Having slouched to 7.8 per cent growth last year, its slowest in more than a decade, China's economy will rebound to 8.5 per cent growth this year and 8.9 per cent next, the OECD said.
It forecast that China would average 8 per cent growth in per capita terms during the current decade, provided Beijing can implement a series of economic, financial and regulatory reforms, many of which are already in train.
"There is significant scope for further catch-up in China; China has a strong record with respect to several of the key factors for sustaining growth and is well positioned to emulate the record of earlier stellar Asian performers," the OECD said in its survey of the world's second-biggest economy.
The OECD noted that growth would gradually ebb as China catches up to more advanced economies, but its forecast is well ahead of Beijing's official target of 7 per cent average growth in the five years to the end of 2015.
"This is the one country that always lowballs their growth [targets]. At the OECD we always say we're going to grow half a per cent more, one per cent more than we actually do," said Angel Gurria, head of the Paris-based club of 34 global economies.
The Chinese economy is set to become as large as that of the US by around 2016 when assessed in purchasing power parity terms, which factor in price differences between countries, it added.
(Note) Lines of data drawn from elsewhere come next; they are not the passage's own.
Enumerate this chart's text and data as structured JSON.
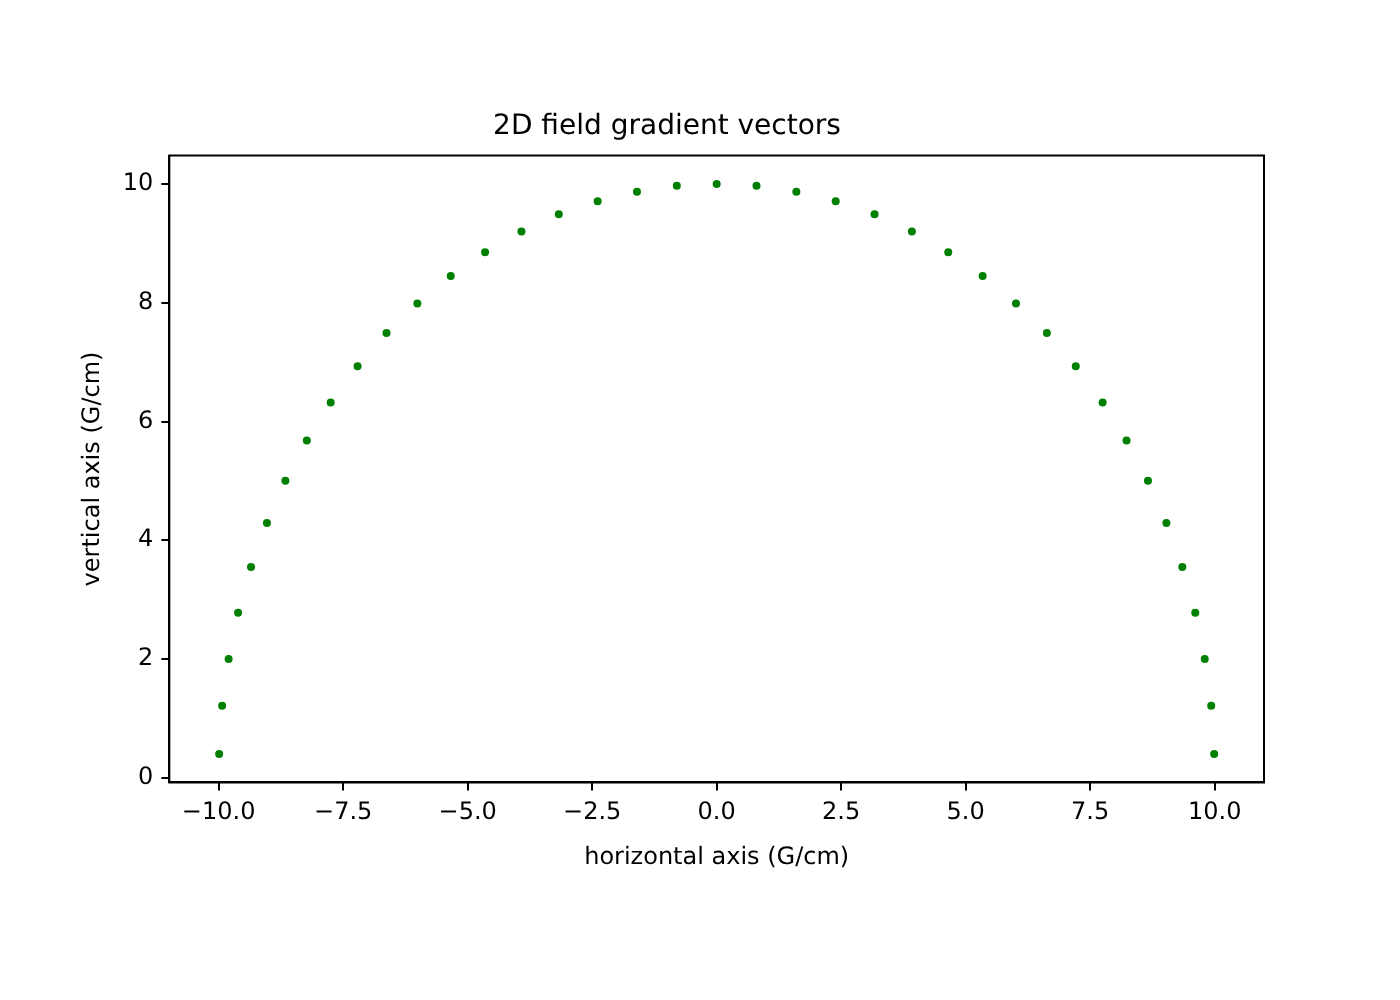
{
  "chart_data": {
    "type": "scatter",
    "title": "2D field gradient vectors",
    "xlabel": "horizontal axis (G/cm)",
    "ylabel": "vertical axis (G/cm)",
    "x": [
      -9.99,
      -9.93,
      -9.8,
      -9.61,
      -9.35,
      -9.03,
      -8.66,
      -8.23,
      -7.75,
      -7.21,
      -6.63,
      -6.01,
      -5.34,
      -4.65,
      -3.92,
      -3.17,
      -2.39,
      -1.6,
      -0.8,
      0,
      0.8,
      1.6,
      2.39,
      3.17,
      3.92,
      4.65,
      5.34,
      6.01,
      6.63,
      7.21,
      7.75,
      8.23,
      8.66,
      9.03,
      9.35,
      9.61,
      9.8,
      9.93,
      9.99
    ],
    "series": [
      {
        "color": "#008000",
        "values": [
          0.4,
          1.21,
          2.0,
          2.78,
          3.55,
          4.29,
          5.0,
          5.68,
          6.32,
          6.93,
          7.49,
          7.99,
          8.45,
          8.85,
          9.2,
          9.49,
          9.71,
          9.87,
          9.97,
          10,
          9.97,
          9.87,
          9.71,
          9.49,
          9.2,
          8.85,
          8.45,
          7.99,
          7.49,
          6.93,
          6.32,
          5.68,
          5.0,
          4.29,
          3.55,
          2.78,
          2.0,
          1.21,
          0.4
        ]
      }
    ],
    "xlim": [
      -10.99,
      10.99
    ],
    "xticks": [
      {
        "value": -10,
        "label": "−10.0"
      },
      {
        "value": -7.5,
        "label": "−7.5"
      },
      {
        "value": -5,
        "label": "−5.0"
      },
      {
        "value": -2.5,
        "label": "−2.5"
      },
      {
        "value": 0,
        "label": "0.0"
      },
      {
        "value": 2.5,
        "label": "2.5"
      },
      {
        "value": 5,
        "label": "5.0"
      },
      {
        "value": 7.5,
        "label": "7.5"
      },
      {
        "value": 10,
        "label": "10.0"
      }
    ],
    "ylim": [
      -0.08,
      10.48
    ],
    "yticks": [
      0,
      2,
      4,
      6,
      8,
      10
    ],
    "marker": "circle",
    "grid": false,
    "legend": false
  }
}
The 2016 forecast is line with the OECD's previous estimates.
The OECD highlighted multiple risks to its outlook: a weak global economy, rising inflation, a rickety financial system, inequality and an ageing population.
But it noted that China already had made strides in cutting its reliance on external demand and that domestic rebalancing was also under way, with consumption a bigger driver of growth than investment since 2011.
Among a broad range of recommended reforms, the OECD drew particular attention to China's urbanisation push, saying the government needed to focus on building larger, more productive cities.
Although Chinese cities have expanded quickly, the country's urbanisation rate of 52.6 per cent is still below that of countries at similar levels of development. Transportation problems have also become severe. Average daily commuting times in Beijing -- which boasts one of the country's larger subway networks -- are 79 minutes, roughly double the OECD average.
Li Keqiang, China's new premier, has vowed to make urbanisation a centrepiece of his agenda. Along with more investment in infrastructure, the OECD said Beijing should give migrants to cities better access to schooling and that fiscal reforms were needed to ensure lower levels of government can fund more social services.
More controversially, the OECD also called for an overhaul of the Chinese land system. Farmers lack the right to sell their land, and the supply of land for residential development near urban areas is tightly controlled.
"Continued urbanisation is hampered by the rigid central planning rules governing the conversion of designated cropland into construction land, which partly reflect misguided concerns about food security," it said.